On a local site they were complaining about the hospital and most of the complaints were invalid. Mine was not, but that is a side note. The one real complaint I have I didn’t mention because people wouldn’t get it. Because they have no idea how serious migraines can be.

I never go to the ER for a migraine unless it is a status migraine. An acute migraine that has lasted more than three days. Often I go on day 5. And I stopped even doing this long ago.

Here is what the treatment generally is:

Approximately 40% of all migraine attacks do not respond to a given triptan or any other substance. If all else fails, an intractable migraine attack (status migrainosus), that is, an attack lasting longer than 72 hours, should be addressed in an urgent care or emergency department. In rare cases, patients may need to be hospitalized for a short period and may need to be treated with intravenous valproate or dihydroergotamine (intravenously/subcutaneously/intramuscularly) for a few days Medscape

Here is a typical guideline

Or this treatment

The last time I went recently the doctor said we don’t see you often here for migraines and I said no and didn’t explain. But there are reasons. He treated me with morphine because I cannot take toradol anymore. By the way, the One doctor who Didn’t give me the stink eye because I can no longer take NSAIDs by the way. The nurse hooking me up for hydration literally said to me ‘we hydrate because sometimes a migraine can be caused by not enough fluids’. I wanted to tell her it just might… might… be the vomiting, lack of eating, and diarrhea that is to blame after five days of migraine straight. Maybe. Maybe that is why they do that. Just a thought.

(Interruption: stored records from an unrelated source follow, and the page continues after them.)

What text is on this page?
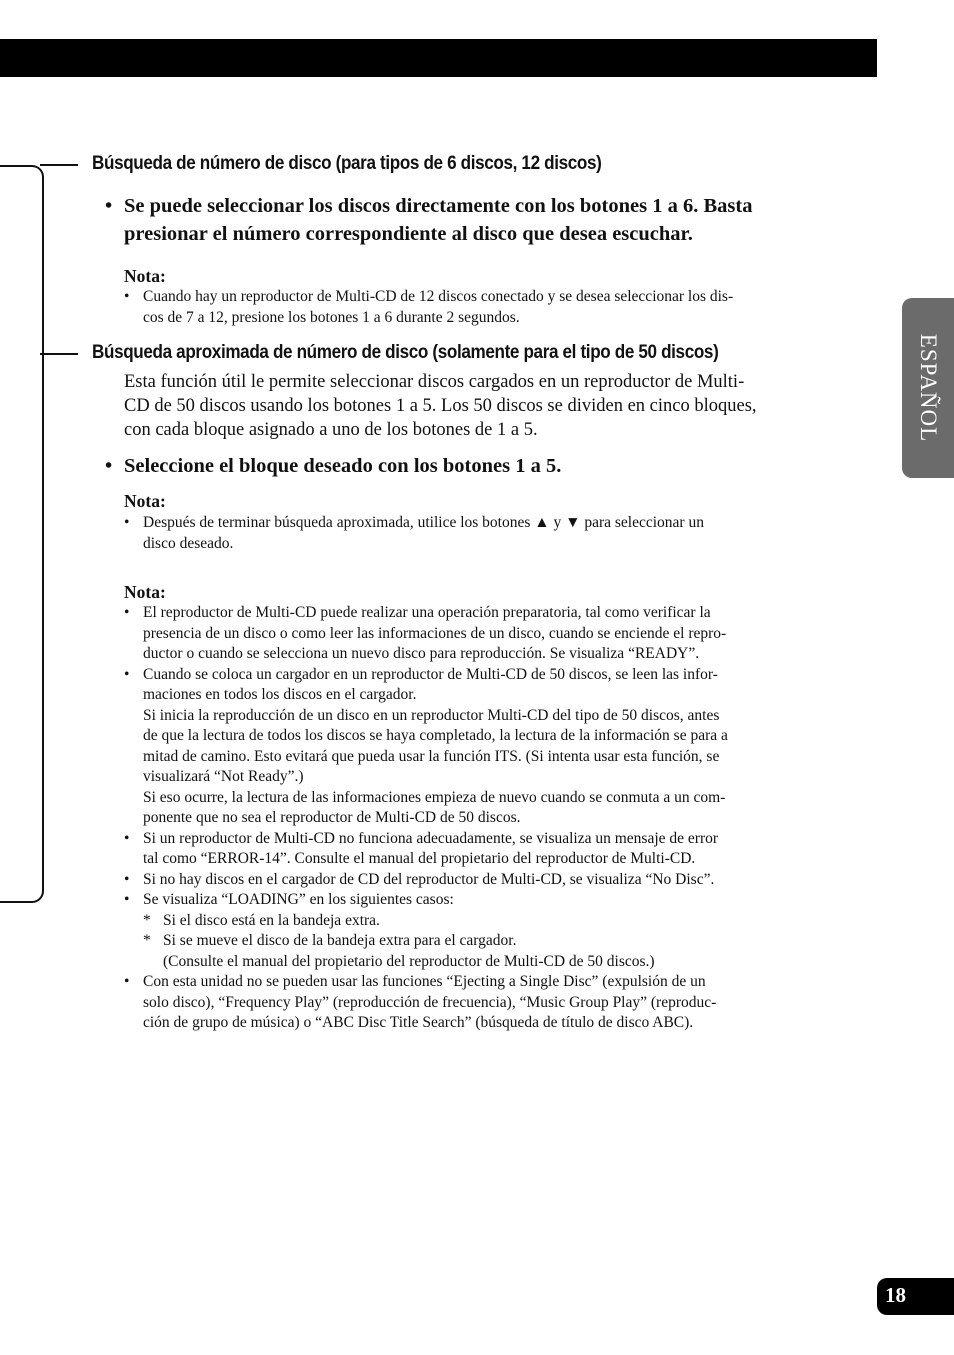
ESPAÑOL
Búsqueda de número de disco (para tipos de 6 discos, 12 discos)
• Se puede seleccionar los discos directamente con los botones 1 a 6. Basta
presionar el número correspondiente al disco que desea escuchar.
Nota:
• Cuando hay un reproductor de Multi-CD de 12 discos conectado y se desea seleccionar los dis-
cos de 7 a 12, presione los botones 1 a 6 durante 2 segundos.
Búsqueda aproximada de número de disco (solamente para el tipo de 50 discos)
Esta función útil le permite seleccionar discos cargados en un reproductor de Multi-
CD de 50 discos usando los botones 1 a 5. Los 50 discos se dividen en cinco bloques,
con cada bloque asignado a uno de los botones de 1 a 5.
• Seleccione el bloque deseado con los botones 1 a 5.
Nota:
• Después de terminar búsqueda aproximada, utilice los botones ▲ y ▼ para seleccionar un
disco deseado.
Nota:
• El reproductor de Multi-CD puede realizar una operación preparatoria, tal como verificar la
presencia de un disco o como leer las informaciones de un disco, cuando se enciende el repro-
ductor o cuando se selecciona un nuevo disco para reproducción. Se visualiza “READY”.
• Cuando se coloca un cargador en un reproductor de Multi-CD de 50 discos, se leen las infor-
maciones en todos los discos en el cargador.
Si inicia la reproducción de un disco en un reproductor Multi-CD del tipo de 50 discos, antes
de que la lectura de todos los discos se haya completado, la lectura de la información se para a
mitad de camino. Esto evitará que pueda usar la función ITS. (Si intenta usar esta función, se
visualizará “Not Ready”.)
Si eso ocurre, la lectura de las informaciones empieza de nuevo cuando se conmuta a un com-
ponente que no sea el reproductor de Multi-CD de 50 discos.
• Si un reproductor de Multi-CD no funciona adecuadamente, se visualiza un mensaje de error
tal como “ERROR-14”. Consulte el manual del propietario del reproductor de Multi-CD.
• Si no hay discos en el cargador de CD del reproductor de Multi-CD, se visualiza “No Disc”.
• Se visualiza “LOADING” en los siguientes casos:
* Si el disco está en la bandeja extra.
* Si se mueve el disco de la bandeja extra para el cargador.
(Consulte el manual del propietario del reproductor de Multi-CD de 50 discos.)
• Con esta unidad no se pueden usar las funciones “Ejecting a Single Disc” (expulsión de un
solo disco), “Frequency Play” (reproducción de frecuencia), “Music Group Play” (reproduc-
ción de grupo de música) o “ABC Disc Title Search” (búsqueda de título de disco ABC).
18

Anyway, when I used to go for a status migraine I know for a fact they had no idea what a status migraine was. They always treated with toradol and nothing else. Sometimes with something for nausea, but not always. Sometimes hydrate you, but not always. And they didn’t particularly care if it didn’t work, which it just didn’t. So I stopped going because migraines are low on the list so it is always hours and hours in a very migraine adverse environment, for a treatment that does not work, to leave with a migraine anyway. No real point to it.

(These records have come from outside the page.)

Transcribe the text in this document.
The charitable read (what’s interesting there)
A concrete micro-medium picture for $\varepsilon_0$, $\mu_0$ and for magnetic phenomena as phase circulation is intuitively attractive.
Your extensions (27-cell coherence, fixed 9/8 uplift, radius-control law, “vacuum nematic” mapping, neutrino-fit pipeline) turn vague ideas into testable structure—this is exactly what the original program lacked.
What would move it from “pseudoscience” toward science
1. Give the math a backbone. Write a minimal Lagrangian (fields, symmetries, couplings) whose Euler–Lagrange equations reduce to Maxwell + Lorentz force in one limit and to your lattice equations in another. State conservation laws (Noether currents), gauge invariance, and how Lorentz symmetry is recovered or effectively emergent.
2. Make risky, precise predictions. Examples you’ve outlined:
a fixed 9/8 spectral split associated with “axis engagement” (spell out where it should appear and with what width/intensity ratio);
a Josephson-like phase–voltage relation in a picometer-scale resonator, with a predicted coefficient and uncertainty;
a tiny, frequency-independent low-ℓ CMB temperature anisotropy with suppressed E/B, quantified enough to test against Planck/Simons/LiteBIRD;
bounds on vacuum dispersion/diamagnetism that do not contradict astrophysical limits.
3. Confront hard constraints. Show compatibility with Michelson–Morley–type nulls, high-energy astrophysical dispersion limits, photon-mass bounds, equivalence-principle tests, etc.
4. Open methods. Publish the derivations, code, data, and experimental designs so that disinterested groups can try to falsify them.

Then one day I had a status migraine to which I pushed through like always. Sick. Sleep deprived. On day five I woke up with a numb hand. Permanently numb and over time it spread over that hand. Until the whole hand was numb and had a sharp prickle sensation on it. Turns out it was nerve damage. One neuro says from the status migraine. Another says from a stroke in my sleep caused by the status migraine, causing the nerve damage. Either way, nerve damage. But would it have mattered? No. I would have went to the ER, gotten toradol after a 6 hour wait and left with the migraine and still had the nerve damage. Because they didn’t abort it. Because they don’t know how or care to know how. Or care that I leave that way. It is just a migraine after all. They just need the bed.

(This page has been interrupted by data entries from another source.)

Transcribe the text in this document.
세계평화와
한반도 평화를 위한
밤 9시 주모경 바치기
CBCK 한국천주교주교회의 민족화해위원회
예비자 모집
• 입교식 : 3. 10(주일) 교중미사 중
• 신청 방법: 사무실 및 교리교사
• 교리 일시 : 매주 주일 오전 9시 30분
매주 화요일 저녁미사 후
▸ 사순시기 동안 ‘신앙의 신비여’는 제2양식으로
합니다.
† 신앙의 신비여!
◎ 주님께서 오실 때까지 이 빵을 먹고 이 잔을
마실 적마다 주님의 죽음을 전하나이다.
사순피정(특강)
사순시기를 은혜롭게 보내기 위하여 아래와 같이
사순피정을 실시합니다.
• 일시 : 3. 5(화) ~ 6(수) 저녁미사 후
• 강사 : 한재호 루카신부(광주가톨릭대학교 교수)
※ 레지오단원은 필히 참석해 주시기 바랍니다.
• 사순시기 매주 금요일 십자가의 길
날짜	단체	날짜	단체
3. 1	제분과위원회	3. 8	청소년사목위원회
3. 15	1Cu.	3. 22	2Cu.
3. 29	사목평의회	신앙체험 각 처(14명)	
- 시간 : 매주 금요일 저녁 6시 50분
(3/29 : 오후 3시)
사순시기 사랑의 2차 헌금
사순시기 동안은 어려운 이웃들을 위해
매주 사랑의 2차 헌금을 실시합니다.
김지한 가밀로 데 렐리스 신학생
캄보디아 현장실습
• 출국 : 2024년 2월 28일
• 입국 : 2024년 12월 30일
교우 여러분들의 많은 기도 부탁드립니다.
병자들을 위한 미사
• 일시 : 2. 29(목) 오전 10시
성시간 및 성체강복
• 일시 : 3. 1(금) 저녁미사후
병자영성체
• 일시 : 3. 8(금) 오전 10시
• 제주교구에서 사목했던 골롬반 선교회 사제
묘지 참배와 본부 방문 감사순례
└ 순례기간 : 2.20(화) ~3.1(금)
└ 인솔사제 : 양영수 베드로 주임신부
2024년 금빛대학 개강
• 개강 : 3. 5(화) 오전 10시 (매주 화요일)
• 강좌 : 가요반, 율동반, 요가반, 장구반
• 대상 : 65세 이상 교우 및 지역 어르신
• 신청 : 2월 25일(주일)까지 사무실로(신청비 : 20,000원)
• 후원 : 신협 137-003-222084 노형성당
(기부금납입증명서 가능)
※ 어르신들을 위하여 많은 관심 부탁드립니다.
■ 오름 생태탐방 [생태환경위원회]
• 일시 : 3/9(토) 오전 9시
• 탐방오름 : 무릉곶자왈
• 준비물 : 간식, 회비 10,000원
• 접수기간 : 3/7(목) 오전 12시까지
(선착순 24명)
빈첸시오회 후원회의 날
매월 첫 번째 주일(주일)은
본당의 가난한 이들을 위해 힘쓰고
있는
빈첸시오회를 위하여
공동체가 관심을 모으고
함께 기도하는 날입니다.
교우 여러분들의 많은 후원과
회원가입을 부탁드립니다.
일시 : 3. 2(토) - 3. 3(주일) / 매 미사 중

So that doctor wonders why I do not go? It never helps. I know I should. Stroke risk. Apparently nerve damage. Heart attack risk. Coma. Death. All higher risks when a migraine like that persists. But I gave up on them. People tell me, I should go to a different ER. Way out of my way and maybe, just maybe the treatment will be better. But to the people who say not to complain about that ER? Don’t even go there. I had one doctor ask Me if one of my symptoms was a migraine aura. Me. If he didn’t even know that, then I can guarantee you he didn’t know what a status migraine was. He gave me two Percocet’s. For a status migraine. Yeah, that did not work oddly enough. Because I knew that wouldn’t work I took one, drove home, and took the other praying for sleep. It failed.

The doctor who gave me morphine, and hydration and a boat-ton of anti nausea meds, well it sort of handled my nausea and it knocked the pain down to a 4… which by the way is so very low that I was one happy camper when I left. I consider him ranked one of the best damn doctors I have ever seen there. At least he had some good bedside manners and didn’t treat me horribly just because I can’t tolerate toradol. Right up there with the fellow who actually did know what a status migraine was and gave me DHE.

So I don’t go to the ER here for status migraines. When I am working, I get them quite frequently and they are a serious problem. But, I do nothing but suffer with them, because there is nothing to do with them apparently but that.